I mean, you've got to smile. This is just such inept, self-justifying crap that it would take a heart of stone not to laugh.

It gets even more [chef finger-kiss] with the following exchange:
GA: "One final question about your time as health secretary: looking back at the Health and Social Care Act now, what do you think its legacy is and will be?"
AL: "Well, the principal one would be NHS England."

Yes, that is the same Lord Lansley who, a mere few paragraphs above was slating NHS England.

I didn’t think it could get any better, but here it comes: “NHS England, from the government’s point of view, is an enormously successful innovation. It has taken control of the NHS, albeit it now wants to be a monopoly operation, it actually is the commissioning side, and it does hold providers to account now in ways that the Department for Health was never capable of doing, where the providers were always playing political games. They can’t play political games with NHS England because, unlike ministers, they don’t come and go.

“They can set a 10-year strategy. In 2019, they published a 10-year plan. The NHS has never had such a thing before.
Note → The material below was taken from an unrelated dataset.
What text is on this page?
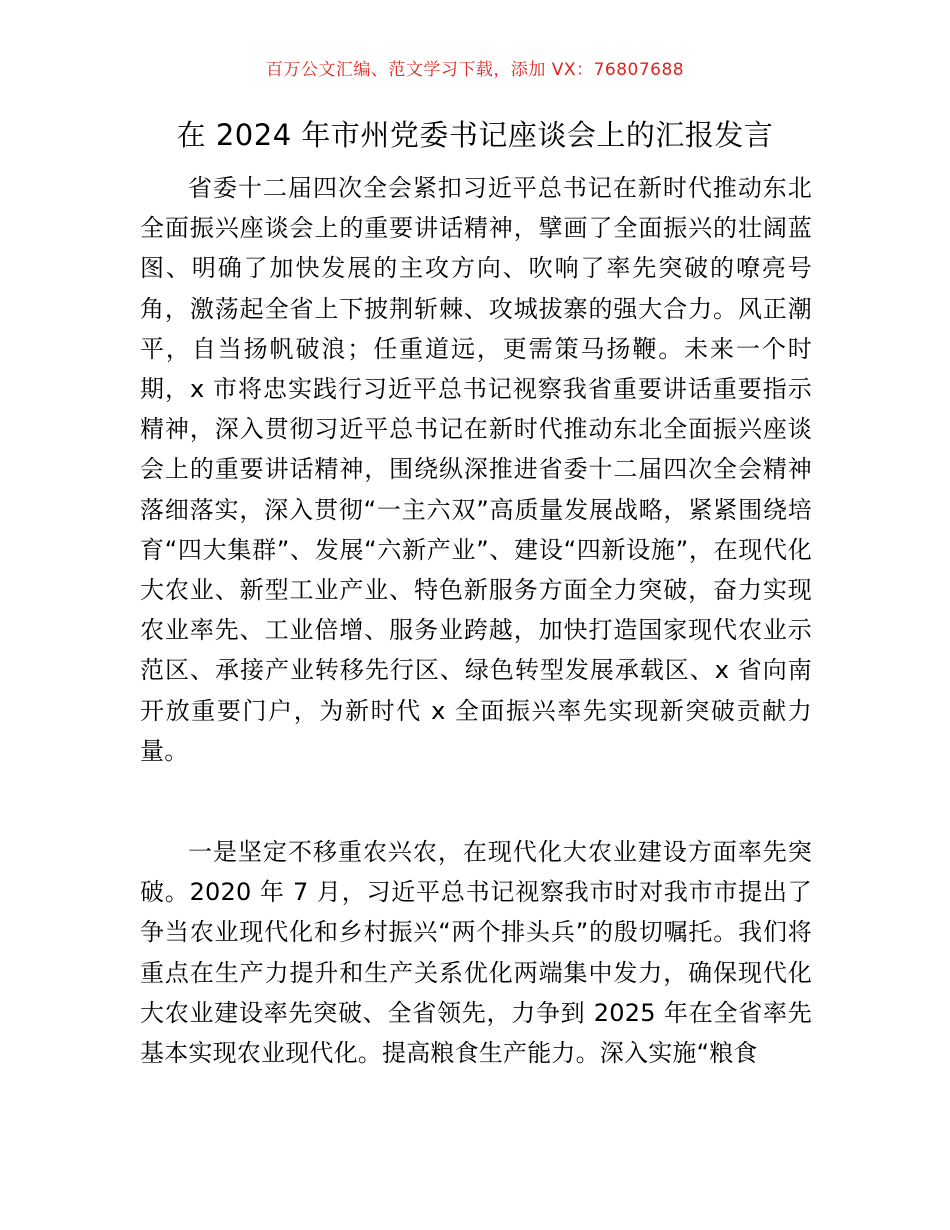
百万公文汇编、范文学习下载，添加 VX：76807688
在 2024 年市州党委书记座谈会上的汇报发言

省委十二届四次全会紧扣习近平总书记在新时代推动东北全面振兴座谈会上的重要讲话精神，擘画了全面振兴的壮阔蓝图、明确了加快发展的主攻方向、吹响了率先突破的嘹亮号角，激荡起全省上下披荆斩棘、攻城拔寨的强大合力。风正潮平，自当扬帆破浪；任重道远，更需策马扬鞭。未来一个时期，x 市将忠实践行习近平总书记视察我省重要讲话重要指示精神，深入贯彻习近平总书记在新时代推动东北全面振兴座谈会上的重要讲话精神，围绕纵深推进省委十二届四次全会精神落细落实，深入贯彻“一主六双”高质量发展战略，紧紧围绕培育“四大集群”、发展“六新产业”、建设“四新设施”，在现代化大农业、新型工业产业、特色新服务方面全力突破，奋力实现农业率先、工业倍增、服务业跨越，加快打造国家现代农业示范区、承接产业转移先行区、绿色转型发展承载区、x 省向南开放重要门户，为新时代 x 全面振兴率先实现新突破贡献力量。

一是坚定不移重农兴农，在现代化大农业建设方面率先突破。2020 年 7 月，习近平总书记视察我市时对我市市提出了争当农业现代化和乡村振兴“两个排头兵”的殷切嘱托。我们将重点在生产力提升和生产关系优化两端集中发力，确保现代化大农业建设率先突破、全省领先，力争到 2025 年在全省率先基本实现农业现代化。提高粮食生产能力。深入实施“粮食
NHS requires NHS workforce plans, and they’ve never had one before, and NHS Education, and now NHS England working with NHS Education, will develop that.”

(They can't, and won't.)

“A 10-year plan for the NHS will be a striking long-term change for the NHS, and that will be the principal legacy from the 2012 Act.”

Remarkable, really. Lord Lansley's heroic capacity for self-deception is matched only by the poverty of his attempt to re-write history.

Nobody who was paying any attention will be fooled for even a second.